Since matcha contains whole dried tea leaves, you get 100% of available nutrients.
It is so rich in nutrients, I like to call matcha “green tea on steroids.”
It’s been reported that matcha contains up to 5 times more l-theanine than other teas. (57)
Matcha also contains more caffeine.
Here’s how the caffeine content of matcha and other teas compare (per 8 ounce serving): (58)
- Matcha tea — 70 mg
- Black tea — 42 mg
- White tea — 28 mg
- Oolong tea — 27 mg
- Green tea — 25 mg
Potential Side Effects of Tea
If you decide to get your l-theanine from tea, there are a handful of side effects you should be aware of.

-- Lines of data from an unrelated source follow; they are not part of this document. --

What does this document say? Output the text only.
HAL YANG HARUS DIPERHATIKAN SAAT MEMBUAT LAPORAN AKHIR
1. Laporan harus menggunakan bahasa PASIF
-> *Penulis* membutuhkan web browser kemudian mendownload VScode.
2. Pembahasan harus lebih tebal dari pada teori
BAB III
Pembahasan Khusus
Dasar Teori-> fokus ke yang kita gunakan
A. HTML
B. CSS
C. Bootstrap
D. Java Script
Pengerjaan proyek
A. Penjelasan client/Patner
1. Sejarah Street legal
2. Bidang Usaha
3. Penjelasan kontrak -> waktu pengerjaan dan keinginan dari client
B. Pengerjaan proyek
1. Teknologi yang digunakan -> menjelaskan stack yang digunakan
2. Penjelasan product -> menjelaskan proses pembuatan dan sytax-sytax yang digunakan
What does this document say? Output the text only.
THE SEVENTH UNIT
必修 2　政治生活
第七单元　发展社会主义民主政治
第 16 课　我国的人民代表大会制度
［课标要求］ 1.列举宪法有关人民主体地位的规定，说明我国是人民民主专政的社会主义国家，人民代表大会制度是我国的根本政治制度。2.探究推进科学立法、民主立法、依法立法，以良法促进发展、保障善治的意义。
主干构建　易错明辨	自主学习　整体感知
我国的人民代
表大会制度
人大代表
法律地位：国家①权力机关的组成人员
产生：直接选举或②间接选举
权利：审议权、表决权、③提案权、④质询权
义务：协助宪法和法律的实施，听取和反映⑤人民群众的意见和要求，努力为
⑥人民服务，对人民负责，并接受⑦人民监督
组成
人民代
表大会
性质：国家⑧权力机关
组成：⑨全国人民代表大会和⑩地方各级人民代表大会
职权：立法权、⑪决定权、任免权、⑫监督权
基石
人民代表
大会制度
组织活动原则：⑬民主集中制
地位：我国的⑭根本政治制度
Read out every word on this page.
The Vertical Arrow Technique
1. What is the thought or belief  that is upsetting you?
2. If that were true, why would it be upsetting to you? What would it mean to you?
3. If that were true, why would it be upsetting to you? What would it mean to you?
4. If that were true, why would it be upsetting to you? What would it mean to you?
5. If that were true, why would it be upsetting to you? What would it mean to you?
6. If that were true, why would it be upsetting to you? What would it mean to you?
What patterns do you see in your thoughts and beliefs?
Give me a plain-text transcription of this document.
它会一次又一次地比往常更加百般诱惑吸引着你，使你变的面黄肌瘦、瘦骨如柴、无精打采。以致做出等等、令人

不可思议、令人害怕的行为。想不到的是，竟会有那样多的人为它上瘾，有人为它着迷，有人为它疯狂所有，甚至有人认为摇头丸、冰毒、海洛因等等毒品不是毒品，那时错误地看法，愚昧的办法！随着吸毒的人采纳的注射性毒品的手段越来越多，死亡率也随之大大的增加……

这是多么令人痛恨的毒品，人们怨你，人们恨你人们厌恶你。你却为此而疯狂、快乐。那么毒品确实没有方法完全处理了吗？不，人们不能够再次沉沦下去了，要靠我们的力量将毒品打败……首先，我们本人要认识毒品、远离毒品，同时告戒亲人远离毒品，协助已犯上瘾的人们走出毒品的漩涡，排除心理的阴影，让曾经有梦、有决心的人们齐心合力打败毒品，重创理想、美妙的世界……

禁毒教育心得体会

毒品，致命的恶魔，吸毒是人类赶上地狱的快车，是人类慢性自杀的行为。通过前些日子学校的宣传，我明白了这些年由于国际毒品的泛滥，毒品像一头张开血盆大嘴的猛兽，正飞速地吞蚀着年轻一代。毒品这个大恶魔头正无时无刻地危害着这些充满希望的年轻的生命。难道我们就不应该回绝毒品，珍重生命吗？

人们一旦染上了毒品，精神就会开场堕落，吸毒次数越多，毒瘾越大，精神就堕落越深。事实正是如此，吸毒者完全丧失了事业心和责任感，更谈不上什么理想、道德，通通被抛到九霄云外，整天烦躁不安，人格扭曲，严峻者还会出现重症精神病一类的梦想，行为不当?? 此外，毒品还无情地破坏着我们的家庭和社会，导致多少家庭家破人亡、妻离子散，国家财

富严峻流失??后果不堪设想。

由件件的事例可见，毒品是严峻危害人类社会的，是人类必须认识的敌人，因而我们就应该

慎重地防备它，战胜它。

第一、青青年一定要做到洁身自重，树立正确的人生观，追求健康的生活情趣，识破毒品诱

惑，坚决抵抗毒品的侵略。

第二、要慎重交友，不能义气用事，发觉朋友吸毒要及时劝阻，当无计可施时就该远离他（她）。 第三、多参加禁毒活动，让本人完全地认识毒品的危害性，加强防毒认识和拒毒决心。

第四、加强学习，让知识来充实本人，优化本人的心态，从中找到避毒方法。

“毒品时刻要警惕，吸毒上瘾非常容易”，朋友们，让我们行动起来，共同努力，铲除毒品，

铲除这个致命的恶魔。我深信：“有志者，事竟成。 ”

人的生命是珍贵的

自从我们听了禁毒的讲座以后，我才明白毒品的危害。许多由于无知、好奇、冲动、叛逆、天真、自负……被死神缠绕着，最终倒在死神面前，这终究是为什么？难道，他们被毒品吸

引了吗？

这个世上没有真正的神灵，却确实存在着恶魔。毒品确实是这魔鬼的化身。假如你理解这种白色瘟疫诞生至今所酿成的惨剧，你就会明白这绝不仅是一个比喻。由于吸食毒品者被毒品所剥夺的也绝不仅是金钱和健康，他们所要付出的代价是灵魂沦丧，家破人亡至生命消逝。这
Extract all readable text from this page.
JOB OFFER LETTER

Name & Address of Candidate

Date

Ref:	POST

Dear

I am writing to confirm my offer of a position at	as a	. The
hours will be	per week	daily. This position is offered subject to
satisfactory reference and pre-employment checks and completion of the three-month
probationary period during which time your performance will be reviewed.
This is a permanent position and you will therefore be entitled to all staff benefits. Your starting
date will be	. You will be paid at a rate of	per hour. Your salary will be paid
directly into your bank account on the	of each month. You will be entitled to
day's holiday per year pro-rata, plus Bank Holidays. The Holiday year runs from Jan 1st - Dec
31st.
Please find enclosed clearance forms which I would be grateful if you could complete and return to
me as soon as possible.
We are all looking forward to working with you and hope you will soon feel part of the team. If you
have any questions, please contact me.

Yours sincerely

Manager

Tea is generally considered safe with almost no known side effects unless you consume too much caffeine.
Side effects of too much caffeine include anxiety, insomnia, headache, irregular heartbeat, restlessness, tinnitus, and nausea. (59)
Too much tea can reduce the absorption of iron from food and can make anemia worse.
But adding lemon or milk eliminates this problem. (60)
If you are pregnant or breastfeeding, it’s advised to drink not more than 2 cups a day due to the caffeine content. (61)
According to Drugs.com, green tea should not be taken with the anticoagulants warfarin, dicumarol, and anisindione.
The small amount of vitamin K in green tea can interfere with the effectiveness of these drugs. (62)
Some medications should not be mixed with tea because of the overstimulating effects of caffeine.
Others exhibit a decrease in activity when combined with tea.
You’ll find a list of interactions between tea and medications at RxList.com.
L-Theanine Benefits: The Bottom Line
Tea is unarguably one of the healthiest drinks around and l-theanine is responsible for many of tea’s benefits.
L-theanine is highly regarded for its unique ability to make you feel calm and focused without drowsiness or stimulation.
It can improve your mood and your ability to concentrate.
Theanine can boost brain health and function now, and help prevent mental decline in the future.
It can help you get the restorative sleep your brain needs to function its best.
You can get your l-theanine from supplements or from drinking tea — black, white, oolong, and green tea all contain significant amounts.
But since both tea and supplements bring their own unique benefits to the table, and supplements contain no caffeine, there’s no reason you can’t drink tea and take a theanine supplement.